What I am not doing here

This site is anti theist in a specific sense.

It is not a campaign against the individual believer as believer. I am not interested in mocking ordinary people for private acts of faith, personal grief, inherited ritual, or the search for meaning under conditions of uncertainty. Those things belong to liberty.

What I am against is the conversion of private faith into public power.

I am against the special pleading that asks religion to be treated as morally weighty while protecting it from the standards applied elsewhere. I am against clerical authority presented as wisdom, dogma presented as moral knowledge, and institutional prestige presented as a substitute for evidence.

That distinction matters. Without it, anti theism collapses into mere contempt. With it, it becomes a standing challenge to religious claims of authority.

The tradition I build on

I have learned from Christopher Hitchens, Sam Harris, Richard Dawkins, and Daniel Dennett, among others.

Each saw something important. Hitchens saw that the argument against religion is as much about power, submission, and moral authority as it is about metaphysics. Harris saw that bad religious ideas have real consequences in the world and that evasiveness about those consequences is often cowardice dressed as tolerance. Dawkins made the conflict between scientific standards and supernatural assertion impossible to ignore. Dennett treated religion not as a sacred exception but as a human phenomenon open to analysis like any other.

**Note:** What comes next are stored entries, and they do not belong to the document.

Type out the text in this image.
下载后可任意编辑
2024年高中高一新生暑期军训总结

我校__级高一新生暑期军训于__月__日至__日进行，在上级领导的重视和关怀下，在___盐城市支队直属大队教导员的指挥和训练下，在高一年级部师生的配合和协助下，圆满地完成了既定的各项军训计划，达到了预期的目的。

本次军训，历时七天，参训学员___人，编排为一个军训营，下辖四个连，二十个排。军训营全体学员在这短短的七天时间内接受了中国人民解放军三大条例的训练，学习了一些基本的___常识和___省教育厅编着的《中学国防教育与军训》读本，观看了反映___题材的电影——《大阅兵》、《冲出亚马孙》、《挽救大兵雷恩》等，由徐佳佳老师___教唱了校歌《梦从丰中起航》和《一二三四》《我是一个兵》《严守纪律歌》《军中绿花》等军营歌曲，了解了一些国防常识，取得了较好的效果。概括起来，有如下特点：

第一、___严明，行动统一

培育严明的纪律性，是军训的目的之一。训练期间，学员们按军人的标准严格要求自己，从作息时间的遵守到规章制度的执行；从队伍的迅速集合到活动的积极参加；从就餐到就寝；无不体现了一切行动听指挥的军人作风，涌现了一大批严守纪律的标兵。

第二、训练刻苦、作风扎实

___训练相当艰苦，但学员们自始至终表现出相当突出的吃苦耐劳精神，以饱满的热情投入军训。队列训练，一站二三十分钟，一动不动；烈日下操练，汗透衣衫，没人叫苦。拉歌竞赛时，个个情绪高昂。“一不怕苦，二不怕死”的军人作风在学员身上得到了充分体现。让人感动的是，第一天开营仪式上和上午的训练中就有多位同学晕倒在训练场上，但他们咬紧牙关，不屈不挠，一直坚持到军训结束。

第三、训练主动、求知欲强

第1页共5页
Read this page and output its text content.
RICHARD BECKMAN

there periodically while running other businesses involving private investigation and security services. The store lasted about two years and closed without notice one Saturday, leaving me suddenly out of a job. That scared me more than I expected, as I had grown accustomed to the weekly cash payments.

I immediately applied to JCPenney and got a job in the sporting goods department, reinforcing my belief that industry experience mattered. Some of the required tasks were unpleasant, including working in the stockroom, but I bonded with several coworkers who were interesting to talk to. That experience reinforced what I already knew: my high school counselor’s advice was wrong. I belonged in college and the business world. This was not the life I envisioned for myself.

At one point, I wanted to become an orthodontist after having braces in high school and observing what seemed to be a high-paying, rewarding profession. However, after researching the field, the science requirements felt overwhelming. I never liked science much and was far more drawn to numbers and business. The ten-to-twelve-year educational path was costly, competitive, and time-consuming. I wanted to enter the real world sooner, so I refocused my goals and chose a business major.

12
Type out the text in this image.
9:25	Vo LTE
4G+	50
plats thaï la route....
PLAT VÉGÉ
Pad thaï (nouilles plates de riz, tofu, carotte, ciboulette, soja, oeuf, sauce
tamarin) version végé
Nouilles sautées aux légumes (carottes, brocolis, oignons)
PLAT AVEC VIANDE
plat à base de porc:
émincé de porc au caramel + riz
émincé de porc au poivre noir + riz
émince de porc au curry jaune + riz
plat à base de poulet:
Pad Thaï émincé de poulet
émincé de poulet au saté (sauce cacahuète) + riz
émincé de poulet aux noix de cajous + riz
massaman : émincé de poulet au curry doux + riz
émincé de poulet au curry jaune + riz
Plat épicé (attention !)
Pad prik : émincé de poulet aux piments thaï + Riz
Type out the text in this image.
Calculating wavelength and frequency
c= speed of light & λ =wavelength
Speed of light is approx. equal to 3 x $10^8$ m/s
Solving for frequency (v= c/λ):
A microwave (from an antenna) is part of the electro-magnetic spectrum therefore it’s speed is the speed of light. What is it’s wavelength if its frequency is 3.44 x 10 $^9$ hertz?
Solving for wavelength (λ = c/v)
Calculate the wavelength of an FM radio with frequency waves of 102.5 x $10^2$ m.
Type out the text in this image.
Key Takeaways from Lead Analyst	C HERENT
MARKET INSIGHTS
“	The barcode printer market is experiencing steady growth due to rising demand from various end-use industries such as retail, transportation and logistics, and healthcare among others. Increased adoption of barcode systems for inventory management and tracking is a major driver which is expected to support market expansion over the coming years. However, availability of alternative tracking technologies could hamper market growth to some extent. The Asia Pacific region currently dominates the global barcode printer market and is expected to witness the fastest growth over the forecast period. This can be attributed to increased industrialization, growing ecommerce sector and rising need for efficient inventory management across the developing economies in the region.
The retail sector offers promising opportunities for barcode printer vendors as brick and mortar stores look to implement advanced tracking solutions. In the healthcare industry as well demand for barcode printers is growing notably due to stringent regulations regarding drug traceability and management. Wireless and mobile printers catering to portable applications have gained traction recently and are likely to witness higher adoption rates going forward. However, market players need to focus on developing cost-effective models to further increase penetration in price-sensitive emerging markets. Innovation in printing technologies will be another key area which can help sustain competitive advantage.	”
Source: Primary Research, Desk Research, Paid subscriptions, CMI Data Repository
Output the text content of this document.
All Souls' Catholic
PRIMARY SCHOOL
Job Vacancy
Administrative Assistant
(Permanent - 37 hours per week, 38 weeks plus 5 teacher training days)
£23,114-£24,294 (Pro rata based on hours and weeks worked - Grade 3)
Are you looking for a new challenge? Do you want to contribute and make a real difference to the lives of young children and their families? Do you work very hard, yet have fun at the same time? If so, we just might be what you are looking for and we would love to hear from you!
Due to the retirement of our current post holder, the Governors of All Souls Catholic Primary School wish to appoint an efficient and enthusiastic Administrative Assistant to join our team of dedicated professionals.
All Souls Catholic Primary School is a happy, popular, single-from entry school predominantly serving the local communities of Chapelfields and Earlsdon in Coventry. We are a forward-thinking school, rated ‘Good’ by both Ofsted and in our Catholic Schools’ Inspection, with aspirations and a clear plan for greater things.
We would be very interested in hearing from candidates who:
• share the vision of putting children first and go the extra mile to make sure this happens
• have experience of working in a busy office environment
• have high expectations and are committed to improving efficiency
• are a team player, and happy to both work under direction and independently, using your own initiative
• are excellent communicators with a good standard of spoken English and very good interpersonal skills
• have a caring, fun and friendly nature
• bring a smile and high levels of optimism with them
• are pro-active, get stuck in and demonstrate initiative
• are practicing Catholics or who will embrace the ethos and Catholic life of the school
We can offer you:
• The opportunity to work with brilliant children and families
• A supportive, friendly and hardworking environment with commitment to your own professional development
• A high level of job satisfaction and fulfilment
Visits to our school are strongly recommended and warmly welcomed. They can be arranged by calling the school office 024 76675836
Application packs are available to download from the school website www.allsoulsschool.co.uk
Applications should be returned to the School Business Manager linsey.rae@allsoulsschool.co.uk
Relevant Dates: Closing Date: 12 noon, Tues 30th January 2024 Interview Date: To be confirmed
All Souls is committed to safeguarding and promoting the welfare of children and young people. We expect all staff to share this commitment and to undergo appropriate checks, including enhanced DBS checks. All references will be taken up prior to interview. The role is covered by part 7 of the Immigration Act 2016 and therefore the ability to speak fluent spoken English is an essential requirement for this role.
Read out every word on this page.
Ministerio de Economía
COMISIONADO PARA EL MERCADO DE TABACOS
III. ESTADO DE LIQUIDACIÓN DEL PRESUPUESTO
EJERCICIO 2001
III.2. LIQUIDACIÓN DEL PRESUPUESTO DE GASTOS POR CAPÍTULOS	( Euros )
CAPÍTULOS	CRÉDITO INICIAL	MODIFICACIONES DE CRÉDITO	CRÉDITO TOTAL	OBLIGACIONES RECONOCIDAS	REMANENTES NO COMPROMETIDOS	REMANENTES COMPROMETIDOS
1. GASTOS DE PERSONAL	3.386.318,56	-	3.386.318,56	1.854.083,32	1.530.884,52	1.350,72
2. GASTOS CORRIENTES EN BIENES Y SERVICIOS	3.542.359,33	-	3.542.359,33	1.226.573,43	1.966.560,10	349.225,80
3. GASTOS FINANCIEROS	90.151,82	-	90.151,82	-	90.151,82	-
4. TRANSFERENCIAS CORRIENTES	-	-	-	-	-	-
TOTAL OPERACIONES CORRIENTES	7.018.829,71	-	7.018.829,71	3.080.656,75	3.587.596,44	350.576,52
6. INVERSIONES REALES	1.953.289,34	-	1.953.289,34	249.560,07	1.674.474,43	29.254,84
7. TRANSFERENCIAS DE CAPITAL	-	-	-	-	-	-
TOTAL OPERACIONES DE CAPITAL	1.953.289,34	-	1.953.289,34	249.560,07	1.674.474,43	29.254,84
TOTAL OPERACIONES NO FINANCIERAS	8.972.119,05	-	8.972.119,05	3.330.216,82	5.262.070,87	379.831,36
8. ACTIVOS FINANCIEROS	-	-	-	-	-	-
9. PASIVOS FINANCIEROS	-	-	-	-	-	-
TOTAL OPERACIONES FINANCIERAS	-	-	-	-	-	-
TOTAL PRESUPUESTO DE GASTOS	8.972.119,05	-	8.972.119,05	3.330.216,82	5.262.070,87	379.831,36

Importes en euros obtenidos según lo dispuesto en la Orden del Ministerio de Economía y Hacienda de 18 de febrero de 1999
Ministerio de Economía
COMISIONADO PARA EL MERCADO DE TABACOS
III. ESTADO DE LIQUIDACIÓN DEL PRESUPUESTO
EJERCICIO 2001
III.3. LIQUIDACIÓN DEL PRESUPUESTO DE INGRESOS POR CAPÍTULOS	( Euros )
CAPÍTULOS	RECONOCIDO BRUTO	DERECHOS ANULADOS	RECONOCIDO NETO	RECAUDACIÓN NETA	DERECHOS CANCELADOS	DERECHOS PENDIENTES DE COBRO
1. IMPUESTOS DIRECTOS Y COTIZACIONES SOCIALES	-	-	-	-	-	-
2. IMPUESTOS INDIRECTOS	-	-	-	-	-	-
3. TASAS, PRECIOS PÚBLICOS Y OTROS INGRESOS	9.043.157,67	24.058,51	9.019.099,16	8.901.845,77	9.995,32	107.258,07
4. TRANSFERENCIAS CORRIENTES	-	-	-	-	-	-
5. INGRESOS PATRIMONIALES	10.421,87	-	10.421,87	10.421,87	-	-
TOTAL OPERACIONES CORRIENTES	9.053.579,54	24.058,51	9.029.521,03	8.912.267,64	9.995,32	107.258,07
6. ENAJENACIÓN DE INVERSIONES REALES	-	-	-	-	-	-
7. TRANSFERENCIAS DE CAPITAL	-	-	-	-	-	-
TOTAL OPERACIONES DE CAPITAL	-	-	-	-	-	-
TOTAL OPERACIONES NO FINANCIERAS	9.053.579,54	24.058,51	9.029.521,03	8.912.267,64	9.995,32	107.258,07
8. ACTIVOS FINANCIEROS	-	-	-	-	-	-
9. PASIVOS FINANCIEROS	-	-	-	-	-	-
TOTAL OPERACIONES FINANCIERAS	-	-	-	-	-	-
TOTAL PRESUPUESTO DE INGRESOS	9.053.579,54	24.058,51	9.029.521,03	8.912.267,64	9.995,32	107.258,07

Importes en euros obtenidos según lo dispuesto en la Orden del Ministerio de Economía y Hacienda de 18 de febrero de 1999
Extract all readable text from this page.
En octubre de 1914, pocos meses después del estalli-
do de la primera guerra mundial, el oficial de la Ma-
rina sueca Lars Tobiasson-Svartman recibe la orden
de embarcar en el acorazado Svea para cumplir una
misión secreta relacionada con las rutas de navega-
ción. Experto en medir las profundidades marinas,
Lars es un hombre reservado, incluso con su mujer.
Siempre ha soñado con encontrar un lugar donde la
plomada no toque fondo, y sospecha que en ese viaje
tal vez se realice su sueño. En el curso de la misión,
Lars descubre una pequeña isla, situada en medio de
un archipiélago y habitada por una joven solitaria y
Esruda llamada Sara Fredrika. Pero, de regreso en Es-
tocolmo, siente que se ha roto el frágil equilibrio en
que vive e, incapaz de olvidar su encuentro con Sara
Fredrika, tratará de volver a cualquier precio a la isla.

I owe something to all of them. I do not regard any of them as beyond criticism, and I do not borrow conclusions merely because they are theirs. If they are right, they are right for reasons. If they are wrong, they should be said to be wrong.

That standard of reasoning applies here as well.

The standard I set myself

I do not want easy targets.

The weakest believer in the room is not interesting. The sentimental version of a doctrine is not enough. The argument worth making is the one that can survive contact with serious theology, serious philosophy, and the strongest version of the opposing case.

So that is the standard I mean to keep. Define the claim fairly. Criticise it precisely. Follow the implications where they lead. Admit force where force exists. Refuse euphemism where euphemism is doing dishonest work.

If the argument fails, it fails.

Reason’s standing challenge to religious authority is worth making only if the reasoning is sound.